LiMn0.6Fe0.4PO4 过渡金属离子溶出及其对循环性能的影响研究

doi:10.19799/j.cnki.2095-4239.2024.0649

摘要/Abstract

摘要：

通过不同循环周数磷酸锰铁锂(LiMn_0.6Fe_0.4PO₄，LMFP)电池拆解，得到负极Mn、Fe沉积量与循环周数之间的关系，结果表明随着循环周数的增加，LMFP负极Mn沉积量基本呈现线性增加，而负极Fe沉积量保持不变且与磷酸铁锂(LFP)基本同水平。采用扣电比容量恢复率测试、XRD及EIS测试进行循环初期(BOL)和循环末期(EOL)正、负极片性能表征，结果表明，LMFP循环过程中正极材料结构相对稳定，容量损失主要发生在负极。LMFP正极溶出的少量Mn²⁺迁移并沉积至负极，催化电解液和锂盐分解，导致大量活性锂损失，同时负极阻抗增加，最终表现出循环容量明显衰减。
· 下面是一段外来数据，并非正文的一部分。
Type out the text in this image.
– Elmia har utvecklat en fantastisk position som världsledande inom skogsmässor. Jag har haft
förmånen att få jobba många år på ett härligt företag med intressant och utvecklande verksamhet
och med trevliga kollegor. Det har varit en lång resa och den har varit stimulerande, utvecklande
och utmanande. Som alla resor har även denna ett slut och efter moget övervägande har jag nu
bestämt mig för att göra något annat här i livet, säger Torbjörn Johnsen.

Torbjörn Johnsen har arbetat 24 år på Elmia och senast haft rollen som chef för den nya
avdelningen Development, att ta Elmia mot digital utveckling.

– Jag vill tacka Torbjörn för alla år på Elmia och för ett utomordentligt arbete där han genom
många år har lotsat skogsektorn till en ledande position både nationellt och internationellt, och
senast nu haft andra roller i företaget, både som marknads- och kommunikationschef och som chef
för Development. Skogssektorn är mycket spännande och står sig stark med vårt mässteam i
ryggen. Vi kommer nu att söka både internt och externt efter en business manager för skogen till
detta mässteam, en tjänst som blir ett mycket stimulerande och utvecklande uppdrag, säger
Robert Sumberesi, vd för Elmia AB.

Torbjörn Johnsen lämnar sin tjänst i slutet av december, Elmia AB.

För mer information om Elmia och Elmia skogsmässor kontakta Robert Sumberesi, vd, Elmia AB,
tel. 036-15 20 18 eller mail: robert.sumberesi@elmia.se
关键词: 磷酸锰铁锂, 过渡金属离子溶出, 循环性能, 活性锂损失, 界面化学

Abstract:

∶By disassembling lithium ferric manganese phosphate (LMFP) batteries with different cycles, the relationship between the deposition of Mn and Fe in the negative electrode and the cycle was obtained. The results showed that the deposition of Mn in the negative electrode of LMFP increased linearly with the increase of cycles, while the deposition of Fe in the negative electrode remained unchanged and was at the same level as that of lithium iron phosphate (LFP). The properties of positive and negative electrodes at the beginning of the cycle life (BOL) and the end of the cycle life (EOL) were characterized using the capacity recovery test, X-ray diffraction (XRD), and electrochemical impedance spectroscopy (EIS). The results showed that the structure of LMFP cathode material is relatively stable during the cycle, and the capacity loss primarily occurs in the negative electrode. A small amount of Mn²⁺ dissolved from the positive electrode of LMFP migrates and deposits to the negative electrode, catalyzing the decomposition of electrolytes and lithium salt and resulting in a large amount of active lithium loss. Simultaneously, the negative electrode impedance increases and finally shows a significant decline in circulation capacity.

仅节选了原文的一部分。